En tant que président d'une formation disciplinaire, je considère que, lorsque les tenants des deux positions sont dos à dos, puisqu'il y a égalité, il appartient au président de prendre ses responsabilités. Dans ce cas, je me livre à un délibéré entièrement public devant les autres membres, et je tranche. Cela a été le cas pour une affaire que je considérais comme grave – ce n'est pas parce qu'on est dans le midi de la France qu'on peut prononcer à l'audience des propos attentatoires à la dignité de certaines couches sociales ou ethniques –, et ma décision a été respectée, même si la moitié de la formation était d'un autre avis. Mais je reconnais qu'appliquer le principe de procédure pénale du doute qui profite à l'accusé – in dubio pro reo – est aussi une solution défendable.
Le premier président, pour le siège, et le procureur général pour le parquet étant désormais personnellement appelés à exercer cette fonction, ils peuvent espérer, et c'est mon cas, faire des progrès décisifs en matière de clarification et essayer de réconcilier avec la justice ceux qui doutent, qui sont mécontents, qui suspectent. Je le dis avec une immense conviction. Après tout, j'ai été cinq fois procureur général dans des cours sensibles, sous la gauche, sous la droite et en période de cohabitation ! Et un ancien Garde des sceaux ici présent peut témoigner que j'ai en toute circonstance fait passer les décisions qui s'imposaient. Mais cela pose la question du statut du ministère public, de sa formation, de son épaisseur, de sa loyauté, de sa compétence.
Tout le monde accepte l'existence d'une politique pénale gouvernementale. Comment s'en dispenser ? Qu'une hiérarchie soit nécessaire va également de soi. Mais si la suspicion s'en mêle, rien ne va plus !
Tous les Gardes des sceaux avec lesquels j'ai travaillé vous diront que je suis allé au bout de moi-même : on sent très bien, lorsqu'on est procureur général, qu'une affaire va soulever une tempête et dans ce cas, on doit aller s'expliquer directement, les yeux dans les yeux, avec le ministre. Chaque fois, j'ai été écouté et, chaque fois, la justice est passée, même au prix de quelques crispations sur le damier gouvernemental. Mais aujourd'hui se pose un immense problème, qui ne relève pas de la Constitution : celui de la formation et de la responsabilité des magistrats. MM. Houillon et Vallini pourront attester que j'ai démontré, devant la commission d'enquête qui s'est penchée sur l'affaire d'Outreau, en tant que président de la formation disciplinaire, que c'est toute la machine qui a craqué, du bas au sommet. Dans une telle situation, l'ensemble du parquet se trouve fragilisé : tout le monde se demande à quoi elle sert, cette hiérarchie, si elle ne prend pas ses responsabilités. Et là commencent les dérapages…
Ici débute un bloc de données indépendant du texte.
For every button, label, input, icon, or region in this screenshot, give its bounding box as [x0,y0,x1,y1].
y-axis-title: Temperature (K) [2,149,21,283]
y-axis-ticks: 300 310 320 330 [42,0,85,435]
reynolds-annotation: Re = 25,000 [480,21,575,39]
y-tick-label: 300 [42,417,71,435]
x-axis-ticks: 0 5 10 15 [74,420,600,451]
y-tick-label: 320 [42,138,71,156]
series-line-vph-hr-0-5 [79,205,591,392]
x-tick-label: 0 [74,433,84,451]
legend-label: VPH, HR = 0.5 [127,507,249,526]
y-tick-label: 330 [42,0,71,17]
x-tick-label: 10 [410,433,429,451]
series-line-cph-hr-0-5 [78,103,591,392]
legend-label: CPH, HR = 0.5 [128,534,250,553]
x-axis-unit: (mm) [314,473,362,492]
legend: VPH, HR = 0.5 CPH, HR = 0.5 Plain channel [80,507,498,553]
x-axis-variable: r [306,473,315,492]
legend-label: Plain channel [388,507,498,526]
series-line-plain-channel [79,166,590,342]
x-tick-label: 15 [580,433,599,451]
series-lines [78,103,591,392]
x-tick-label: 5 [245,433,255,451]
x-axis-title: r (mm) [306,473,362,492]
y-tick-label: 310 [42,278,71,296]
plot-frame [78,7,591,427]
Il faut donc se remettre sur les bons rails : professionnalisme, compétence, loyauté. Mais encore faut-il concrétiser ces belles paroles. Dans notre État de droit, cela passe par la motivation. Je souhaite que vous fassiez prospérer cette vision, que les magistrats du parquet soient respectés en France et qu'on les libère de la suspicion politique qui pèse sur eux. Il y a des faits, des noms qui font effectivement déraper le parquet, qui devient dès lors difficile à défendre. Mais je profite de cette audition pour défendre un parquet responsable et républicain.
Je sais qu'en venant devant votre commission, on est écouté. Même une petite avancée serait un bon début. La justice progresse à petits pas, mais nous parviendrons bien à la rendre aussi solide qu'elle doit l'être.